In the load balancer resource, navigate to "Health probes" and click "Add".

  • Name: A descriptive name for the probe (e.g., http-probe).
  • Protocol: Select the protocol your application uses (e.g., HTTP, TCP, HTTPS).
  • Port: The port on your backend VMs that the probe will check (e.g., 80 for HTTP).
  • Path (if HTTP/HTTPS): The URL path for the probe to check (e.g., /health).
  • Interval: The time in seconds between probe attempts.
  • Unhealthy threshold: The number of consecutive probe failures before an instance is marked as unhealthy.

Click "Add".

Step 4: Configure a Load Balancing Rule

Navigate to "Load balancing rules" and click "Add".

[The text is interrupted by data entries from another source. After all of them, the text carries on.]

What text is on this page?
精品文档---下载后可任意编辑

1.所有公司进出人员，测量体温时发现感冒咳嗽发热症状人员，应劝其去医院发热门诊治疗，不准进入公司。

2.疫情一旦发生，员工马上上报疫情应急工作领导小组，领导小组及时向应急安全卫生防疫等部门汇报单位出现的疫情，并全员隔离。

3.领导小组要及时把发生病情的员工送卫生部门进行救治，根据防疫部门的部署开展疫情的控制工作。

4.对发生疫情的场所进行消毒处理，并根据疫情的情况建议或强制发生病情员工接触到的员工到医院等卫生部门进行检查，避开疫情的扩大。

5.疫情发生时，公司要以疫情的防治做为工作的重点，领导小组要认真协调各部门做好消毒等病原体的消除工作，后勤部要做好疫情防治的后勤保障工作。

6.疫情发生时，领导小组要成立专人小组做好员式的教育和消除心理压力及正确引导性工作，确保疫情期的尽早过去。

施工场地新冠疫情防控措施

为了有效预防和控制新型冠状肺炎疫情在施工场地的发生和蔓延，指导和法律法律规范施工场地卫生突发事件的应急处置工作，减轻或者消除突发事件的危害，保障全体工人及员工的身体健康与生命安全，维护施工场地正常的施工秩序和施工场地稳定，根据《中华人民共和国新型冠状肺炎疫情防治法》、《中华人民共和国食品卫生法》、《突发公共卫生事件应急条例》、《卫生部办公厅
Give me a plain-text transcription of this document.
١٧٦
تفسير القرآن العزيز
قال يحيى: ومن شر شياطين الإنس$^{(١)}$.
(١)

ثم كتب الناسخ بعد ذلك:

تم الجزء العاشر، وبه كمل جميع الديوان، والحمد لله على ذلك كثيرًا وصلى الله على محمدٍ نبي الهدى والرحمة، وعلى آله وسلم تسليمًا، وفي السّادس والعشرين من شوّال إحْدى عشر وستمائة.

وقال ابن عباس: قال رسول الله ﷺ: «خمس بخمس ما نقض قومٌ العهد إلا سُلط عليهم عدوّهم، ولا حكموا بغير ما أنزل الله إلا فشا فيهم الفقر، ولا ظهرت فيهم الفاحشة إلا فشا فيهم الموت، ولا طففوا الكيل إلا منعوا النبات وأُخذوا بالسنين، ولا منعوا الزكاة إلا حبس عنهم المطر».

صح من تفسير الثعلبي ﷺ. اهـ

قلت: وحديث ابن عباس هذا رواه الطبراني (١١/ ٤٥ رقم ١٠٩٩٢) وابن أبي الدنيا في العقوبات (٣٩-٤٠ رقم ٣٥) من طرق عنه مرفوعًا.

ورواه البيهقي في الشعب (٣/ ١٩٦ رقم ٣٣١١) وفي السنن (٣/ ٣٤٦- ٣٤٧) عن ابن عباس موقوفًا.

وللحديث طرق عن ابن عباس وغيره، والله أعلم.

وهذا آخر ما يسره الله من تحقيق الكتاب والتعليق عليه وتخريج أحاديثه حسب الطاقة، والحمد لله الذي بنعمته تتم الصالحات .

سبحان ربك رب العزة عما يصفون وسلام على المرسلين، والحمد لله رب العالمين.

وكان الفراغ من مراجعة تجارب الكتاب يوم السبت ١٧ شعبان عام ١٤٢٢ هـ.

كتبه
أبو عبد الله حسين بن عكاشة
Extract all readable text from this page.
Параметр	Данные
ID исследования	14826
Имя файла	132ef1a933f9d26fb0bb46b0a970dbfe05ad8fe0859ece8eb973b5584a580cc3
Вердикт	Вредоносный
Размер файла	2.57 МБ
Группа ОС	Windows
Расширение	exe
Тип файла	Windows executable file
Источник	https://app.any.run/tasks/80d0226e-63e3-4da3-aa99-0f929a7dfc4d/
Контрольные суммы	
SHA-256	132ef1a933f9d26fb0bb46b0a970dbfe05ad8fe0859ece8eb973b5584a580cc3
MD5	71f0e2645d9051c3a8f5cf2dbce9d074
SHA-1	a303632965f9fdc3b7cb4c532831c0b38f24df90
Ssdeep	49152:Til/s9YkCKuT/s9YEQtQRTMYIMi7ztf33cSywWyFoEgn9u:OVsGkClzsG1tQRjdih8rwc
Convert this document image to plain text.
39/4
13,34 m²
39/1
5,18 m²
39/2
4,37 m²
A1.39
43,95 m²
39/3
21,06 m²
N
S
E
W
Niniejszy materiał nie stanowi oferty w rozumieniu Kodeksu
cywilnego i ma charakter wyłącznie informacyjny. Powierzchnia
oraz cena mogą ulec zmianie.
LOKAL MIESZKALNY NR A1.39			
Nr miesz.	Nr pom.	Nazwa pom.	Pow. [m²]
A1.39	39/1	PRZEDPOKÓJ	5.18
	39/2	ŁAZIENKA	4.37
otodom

  • Name: A descriptive name (e.g., web-traffic-rule).
  • IP Version: IPv4 or IPv6.
  • Frontend IP address: Select the frontend IP you configured.
  • Protocol: TCP or UDP.
  • Port: The port clients will connect to (e.g., 80 for HTTP).
  • Backend port: The port your application is listening on the backend VMs (often the same as the frontend port, e.g., 80).
  • Backend pool: Select the backend pool you created.
  • Health probe: Select the health probe you created.
  • Session persistence: Choose whether to direct a client to the same backend instance for the duration of a session (None, Client IP, Client IP and protocol).
  • Floating IP (Direct Server Return): Enable if your scenario requires it (usually for specific high-availability scenarios like SQL Server Always On).

Click "Add".

Example Scenario: Load Balancing Web Servers

To load balance HTTP traffic (port 80) to a pool of web servers running on port 80:

  • Frontend IP: Your public IP address.
  • Frontend Port: 80
  • Protocol: TCP
  • Backend Pool: Your pool of web servers.
  • Backend Port: 80
  • Health Probe: An HTTP probe on port 80, path /, interval 5 seconds, unhealthy threshold 2.

Example CLI Commands (Azure CLI)

Here are some equivalent commands using the Azure CLI:

# Create a Load Balancer
az network lb create \
    --name myLoadBalancer \
    --resource-group myResourceGroup \
    --frontend-ip-name myFrontendIP \
    --public-ip-address myPublicIP \
    --sku Standard

# Create a Backend Pool
az network lb address-pool create \
    --lb-name myLoadBalancer \
    --resource-group myResourceGroup \
    --name myBackendPool

# Add a VM to the Backend Pool (example)
az network nic ip-config address-pool add \
    --ip-config-name ipconfig1 \
    --lb-name myLoadBalancer \
    --resource-group myResourceGroup \
    --pool-name myBackendPool \
    --nic-name myVMnic

# Create a Health Probe
az network lb probe create \
    --lb-name myLoadBalancer \
    --resource-group myResourceGroup \
    --name myHTTPProbe \
    --protocol http \
    --port 80 \
    --path /health

# Create a Load Balancing Rule
az network lb rule create \
    --lb-name myLoadBalancer \
    --resource-group myResourceGroup \
    --name myHTTPRule \
    --protocol tcp \
    --frontend-port 80 \
    --backend-port 80 \
    --frontend-ip-name myFrontendIP \
    --backend-pool-name myBackendPool \
    --probe-name myHTTPProbe

Next Steps

Explore more advanced configurations like inbound NAT rules, load balancing rules for different protocols, and integration with Virtual Machine Scale Sets.